SINT (2010) Review

aka SAINT
Directed by Dick Maas
Written by Dick Maas
Starring Huub Stapel, Egbert Jan Weeber, Caro Lenssen, Madelief Blanken

Though this is the third killer version of Santa Claus in this week’s column, this one plays things straight. Some horror doesn’t take itself seriously. I think there’s an overabundance of that in recent years, at least in mainstream horror. I enjoy the stories of horrors of real life, the ones that take the real world and either show horrific elements of it or bring horror elements into the real world. From the Netherlands, SINT is a killer Santa film, but it is definitely in the vein a horror fanatic like myself can get behind.

SINT opens up in 1492 with a dour looking bishop and his band of not so merry men make their way through a village, taking offerings and randomly murdering entire households. The townspeople revolt and burn the terrorizing Saint’s boat and with the Saint and his helpers inside to the briny depths. Enter 32 years in the past (which the numbering doesn’t really match if the story is set in present day and the second jump in time takes place in 1968 which would make it 42 years, but who’s paying attention to stuff like that), a typical family home is getting ready for the holidays when the fireplace goes cold. The kids gather round to see Santa Claus, but instead meet a gory, yet off screen, death. It was at this second opening sequence that I was hooked on SINT. The chimney sequence is filmed quick and contained enough elements that were original and horrifying to be one of the more memorable holiday horror sequences on celluloid.

The movie really starts getting rolling when it finally gets to present day. Yes, it becomes your typical young protagonists against a legend story. In fact, it’s very much like the story of Freddy Krueger as an evil man is executed by angry townsfolk only to return for revenge on the descendants, but SINT has an authenticity and works with the tradition of Christmas, a holiday most hold dearly, so there’s a commonality to the threat that Elm Street lacks. There are also elements of HALLOWEEN present with a slightly mad policeman scouring the streets of the town Loomis-style for signs that his theories that St. Nick is not the jolly old soul he is thought to be.

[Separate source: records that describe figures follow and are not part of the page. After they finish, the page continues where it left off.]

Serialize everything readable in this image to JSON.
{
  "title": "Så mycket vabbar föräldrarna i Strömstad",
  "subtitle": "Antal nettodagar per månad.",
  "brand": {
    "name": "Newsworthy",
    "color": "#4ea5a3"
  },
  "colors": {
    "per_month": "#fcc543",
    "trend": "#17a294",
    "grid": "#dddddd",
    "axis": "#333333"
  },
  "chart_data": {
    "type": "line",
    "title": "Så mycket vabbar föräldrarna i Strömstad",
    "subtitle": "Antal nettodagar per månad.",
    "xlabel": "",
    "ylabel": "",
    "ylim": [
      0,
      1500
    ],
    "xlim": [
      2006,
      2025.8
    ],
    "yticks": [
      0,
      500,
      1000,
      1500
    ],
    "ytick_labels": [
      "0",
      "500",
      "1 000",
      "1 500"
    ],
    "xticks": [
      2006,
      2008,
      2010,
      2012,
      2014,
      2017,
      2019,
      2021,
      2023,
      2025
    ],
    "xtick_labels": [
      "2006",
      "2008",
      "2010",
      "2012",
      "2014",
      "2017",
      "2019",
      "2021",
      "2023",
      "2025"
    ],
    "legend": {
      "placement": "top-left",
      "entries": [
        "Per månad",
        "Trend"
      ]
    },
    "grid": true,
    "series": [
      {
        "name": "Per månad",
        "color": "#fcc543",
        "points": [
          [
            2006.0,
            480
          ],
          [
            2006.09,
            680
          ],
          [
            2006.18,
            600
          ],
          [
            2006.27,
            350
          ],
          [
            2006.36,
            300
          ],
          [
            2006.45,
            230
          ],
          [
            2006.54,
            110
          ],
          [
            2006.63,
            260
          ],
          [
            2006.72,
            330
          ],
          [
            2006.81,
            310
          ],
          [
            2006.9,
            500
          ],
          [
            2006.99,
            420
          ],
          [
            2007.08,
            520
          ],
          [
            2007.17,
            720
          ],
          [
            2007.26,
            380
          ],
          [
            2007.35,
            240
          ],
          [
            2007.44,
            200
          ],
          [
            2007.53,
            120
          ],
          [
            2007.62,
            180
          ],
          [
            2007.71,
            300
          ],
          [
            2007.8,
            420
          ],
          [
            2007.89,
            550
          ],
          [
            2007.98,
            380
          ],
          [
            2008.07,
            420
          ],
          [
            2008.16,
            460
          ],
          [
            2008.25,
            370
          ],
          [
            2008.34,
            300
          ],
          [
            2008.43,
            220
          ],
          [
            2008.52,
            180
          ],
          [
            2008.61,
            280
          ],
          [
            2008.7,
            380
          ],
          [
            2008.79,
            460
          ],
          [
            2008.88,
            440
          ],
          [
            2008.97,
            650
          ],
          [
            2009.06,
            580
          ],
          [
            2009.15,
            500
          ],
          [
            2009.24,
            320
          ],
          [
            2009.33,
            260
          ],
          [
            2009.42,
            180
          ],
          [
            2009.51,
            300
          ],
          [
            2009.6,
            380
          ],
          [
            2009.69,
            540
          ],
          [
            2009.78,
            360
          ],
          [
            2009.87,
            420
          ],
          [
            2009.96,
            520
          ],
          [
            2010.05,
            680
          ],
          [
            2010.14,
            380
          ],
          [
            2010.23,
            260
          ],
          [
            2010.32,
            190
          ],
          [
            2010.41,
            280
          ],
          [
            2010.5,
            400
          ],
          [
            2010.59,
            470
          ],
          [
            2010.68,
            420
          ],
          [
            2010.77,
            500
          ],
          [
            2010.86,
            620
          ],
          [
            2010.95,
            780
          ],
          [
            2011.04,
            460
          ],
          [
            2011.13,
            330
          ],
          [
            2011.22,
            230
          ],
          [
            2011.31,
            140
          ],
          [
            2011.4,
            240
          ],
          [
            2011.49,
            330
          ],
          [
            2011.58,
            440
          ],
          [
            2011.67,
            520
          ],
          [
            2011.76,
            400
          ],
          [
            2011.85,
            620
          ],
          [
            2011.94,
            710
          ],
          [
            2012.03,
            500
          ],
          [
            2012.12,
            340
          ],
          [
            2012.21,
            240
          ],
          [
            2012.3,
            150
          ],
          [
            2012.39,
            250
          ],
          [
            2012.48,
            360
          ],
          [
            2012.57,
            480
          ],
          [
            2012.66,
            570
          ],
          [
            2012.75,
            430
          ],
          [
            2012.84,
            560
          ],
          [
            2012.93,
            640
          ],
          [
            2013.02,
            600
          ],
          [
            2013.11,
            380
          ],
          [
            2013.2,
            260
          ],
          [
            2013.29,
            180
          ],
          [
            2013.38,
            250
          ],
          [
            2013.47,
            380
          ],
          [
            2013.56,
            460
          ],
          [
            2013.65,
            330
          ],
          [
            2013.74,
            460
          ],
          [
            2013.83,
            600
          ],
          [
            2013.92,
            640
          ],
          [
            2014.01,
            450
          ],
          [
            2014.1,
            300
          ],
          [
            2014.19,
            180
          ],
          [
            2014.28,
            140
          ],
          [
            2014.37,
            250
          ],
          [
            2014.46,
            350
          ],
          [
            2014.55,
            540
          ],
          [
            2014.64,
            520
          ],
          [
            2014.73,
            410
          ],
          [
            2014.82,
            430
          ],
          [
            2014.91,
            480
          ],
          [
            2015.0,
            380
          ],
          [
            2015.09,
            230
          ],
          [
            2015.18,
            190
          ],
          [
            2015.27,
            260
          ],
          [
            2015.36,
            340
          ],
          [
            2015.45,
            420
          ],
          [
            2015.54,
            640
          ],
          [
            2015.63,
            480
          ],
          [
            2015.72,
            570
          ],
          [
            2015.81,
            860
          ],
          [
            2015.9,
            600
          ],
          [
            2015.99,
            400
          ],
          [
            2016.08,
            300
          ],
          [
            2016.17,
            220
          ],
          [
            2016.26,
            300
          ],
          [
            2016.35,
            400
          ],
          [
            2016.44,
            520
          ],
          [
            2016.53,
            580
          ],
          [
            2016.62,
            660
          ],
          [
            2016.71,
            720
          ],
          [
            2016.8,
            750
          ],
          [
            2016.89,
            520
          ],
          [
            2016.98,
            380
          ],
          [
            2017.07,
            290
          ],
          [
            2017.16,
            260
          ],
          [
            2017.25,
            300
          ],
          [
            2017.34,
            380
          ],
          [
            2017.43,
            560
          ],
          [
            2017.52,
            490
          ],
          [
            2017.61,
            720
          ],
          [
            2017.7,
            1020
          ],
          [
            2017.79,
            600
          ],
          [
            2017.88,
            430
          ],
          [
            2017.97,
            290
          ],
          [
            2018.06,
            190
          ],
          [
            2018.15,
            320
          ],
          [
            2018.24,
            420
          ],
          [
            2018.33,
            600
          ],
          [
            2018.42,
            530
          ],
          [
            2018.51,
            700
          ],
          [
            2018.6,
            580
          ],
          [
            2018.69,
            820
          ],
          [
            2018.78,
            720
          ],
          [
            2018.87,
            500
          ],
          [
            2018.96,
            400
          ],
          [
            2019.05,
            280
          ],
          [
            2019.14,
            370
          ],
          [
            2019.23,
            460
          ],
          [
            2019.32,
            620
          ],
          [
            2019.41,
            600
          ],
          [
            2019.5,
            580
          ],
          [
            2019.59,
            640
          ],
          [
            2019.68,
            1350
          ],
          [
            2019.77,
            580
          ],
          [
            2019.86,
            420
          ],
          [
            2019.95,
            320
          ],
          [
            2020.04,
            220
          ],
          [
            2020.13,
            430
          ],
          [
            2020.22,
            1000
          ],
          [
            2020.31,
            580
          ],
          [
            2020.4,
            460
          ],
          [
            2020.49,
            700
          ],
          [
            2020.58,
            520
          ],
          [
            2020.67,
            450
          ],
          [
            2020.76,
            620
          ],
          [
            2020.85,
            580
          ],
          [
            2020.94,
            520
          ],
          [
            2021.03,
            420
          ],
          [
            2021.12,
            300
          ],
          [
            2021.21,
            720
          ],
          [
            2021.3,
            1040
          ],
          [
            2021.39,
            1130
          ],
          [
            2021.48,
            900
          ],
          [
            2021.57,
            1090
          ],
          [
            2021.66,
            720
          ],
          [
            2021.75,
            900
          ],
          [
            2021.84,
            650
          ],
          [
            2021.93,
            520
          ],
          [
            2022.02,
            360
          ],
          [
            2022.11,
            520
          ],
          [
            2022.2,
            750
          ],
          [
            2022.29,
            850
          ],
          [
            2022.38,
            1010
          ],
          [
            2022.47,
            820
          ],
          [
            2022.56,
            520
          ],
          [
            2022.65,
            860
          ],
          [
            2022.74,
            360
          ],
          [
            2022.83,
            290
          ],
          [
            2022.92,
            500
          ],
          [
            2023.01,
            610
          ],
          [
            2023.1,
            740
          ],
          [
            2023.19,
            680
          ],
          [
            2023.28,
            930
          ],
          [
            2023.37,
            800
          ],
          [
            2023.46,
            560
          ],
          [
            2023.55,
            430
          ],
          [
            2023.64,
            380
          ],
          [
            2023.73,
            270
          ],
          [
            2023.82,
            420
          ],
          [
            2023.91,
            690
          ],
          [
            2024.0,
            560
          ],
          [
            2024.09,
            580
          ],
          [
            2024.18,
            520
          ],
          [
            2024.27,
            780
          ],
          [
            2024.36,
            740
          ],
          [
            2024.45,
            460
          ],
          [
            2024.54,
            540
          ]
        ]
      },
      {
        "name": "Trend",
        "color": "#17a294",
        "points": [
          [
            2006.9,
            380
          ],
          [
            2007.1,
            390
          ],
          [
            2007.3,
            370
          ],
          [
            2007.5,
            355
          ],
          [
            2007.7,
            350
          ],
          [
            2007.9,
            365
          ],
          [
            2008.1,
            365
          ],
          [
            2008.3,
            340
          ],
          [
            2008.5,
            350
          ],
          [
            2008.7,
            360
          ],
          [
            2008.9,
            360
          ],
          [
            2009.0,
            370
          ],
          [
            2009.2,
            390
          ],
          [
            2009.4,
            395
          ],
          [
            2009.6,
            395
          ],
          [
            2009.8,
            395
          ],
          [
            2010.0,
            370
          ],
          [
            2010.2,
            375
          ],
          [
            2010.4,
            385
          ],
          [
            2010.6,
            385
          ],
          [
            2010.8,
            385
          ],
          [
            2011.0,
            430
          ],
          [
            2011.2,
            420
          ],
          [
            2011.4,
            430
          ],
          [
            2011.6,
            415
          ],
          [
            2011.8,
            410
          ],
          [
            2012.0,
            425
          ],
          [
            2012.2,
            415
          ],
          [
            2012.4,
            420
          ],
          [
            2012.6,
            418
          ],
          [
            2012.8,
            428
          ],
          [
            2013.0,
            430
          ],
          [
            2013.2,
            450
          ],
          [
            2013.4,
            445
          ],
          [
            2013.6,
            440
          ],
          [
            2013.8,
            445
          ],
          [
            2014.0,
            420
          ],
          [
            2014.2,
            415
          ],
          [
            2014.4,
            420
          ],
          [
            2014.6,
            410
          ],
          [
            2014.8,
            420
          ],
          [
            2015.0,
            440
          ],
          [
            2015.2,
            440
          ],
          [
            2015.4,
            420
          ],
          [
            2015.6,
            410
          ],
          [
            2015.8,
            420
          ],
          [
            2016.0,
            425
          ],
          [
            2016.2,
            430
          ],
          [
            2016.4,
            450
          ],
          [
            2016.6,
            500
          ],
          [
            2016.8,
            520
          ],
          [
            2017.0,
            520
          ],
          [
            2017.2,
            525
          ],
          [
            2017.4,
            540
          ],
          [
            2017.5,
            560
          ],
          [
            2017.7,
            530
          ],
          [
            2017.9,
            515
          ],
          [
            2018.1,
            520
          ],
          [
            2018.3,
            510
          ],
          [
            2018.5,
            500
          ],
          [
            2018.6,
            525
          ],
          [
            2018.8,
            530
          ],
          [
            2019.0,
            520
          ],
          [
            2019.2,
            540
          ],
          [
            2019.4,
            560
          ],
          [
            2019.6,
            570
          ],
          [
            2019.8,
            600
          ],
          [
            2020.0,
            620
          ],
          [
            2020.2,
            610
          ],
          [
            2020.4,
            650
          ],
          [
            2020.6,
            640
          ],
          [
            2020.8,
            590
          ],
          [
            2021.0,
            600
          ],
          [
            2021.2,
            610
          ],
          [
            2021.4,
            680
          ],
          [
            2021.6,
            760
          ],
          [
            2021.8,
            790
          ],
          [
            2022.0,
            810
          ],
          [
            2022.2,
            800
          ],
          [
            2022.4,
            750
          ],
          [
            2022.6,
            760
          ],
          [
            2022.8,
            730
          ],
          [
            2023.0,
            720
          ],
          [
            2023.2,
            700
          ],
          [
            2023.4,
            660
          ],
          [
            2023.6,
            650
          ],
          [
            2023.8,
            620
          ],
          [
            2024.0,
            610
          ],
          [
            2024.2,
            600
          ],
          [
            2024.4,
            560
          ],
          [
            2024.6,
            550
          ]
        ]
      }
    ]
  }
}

So yes, SINT has a supernatural killer returning from the grave for vengeance against a town. What sets this apart from your typical slasher opus is the execution. I will say that this film does for fireplaces what JAWS did for beaches. With the effective first chimney sequence, SINT makes every step near a hearth filled with tension. Director Dick Maas does a fantastic job of setting a very creepy tone, establishing a new iconic big-screen monster, and fiendishly riffing off of age old tradition. Maas makes every kill stand out and inventive and isn’t afraid to get gory when need be. SINT (Dutch for SAINT) is the perfect combination of the first two films we looked at in this column. It’s got the deadly serious tone of CUENTO DE NAVIDAD’s killer dressed as Santa mixed with the embrace and twisting of the Santa Claus myth of SANTA’S SLAY. When it comes to holiday treats, what I want for Christmas is more films like SINT!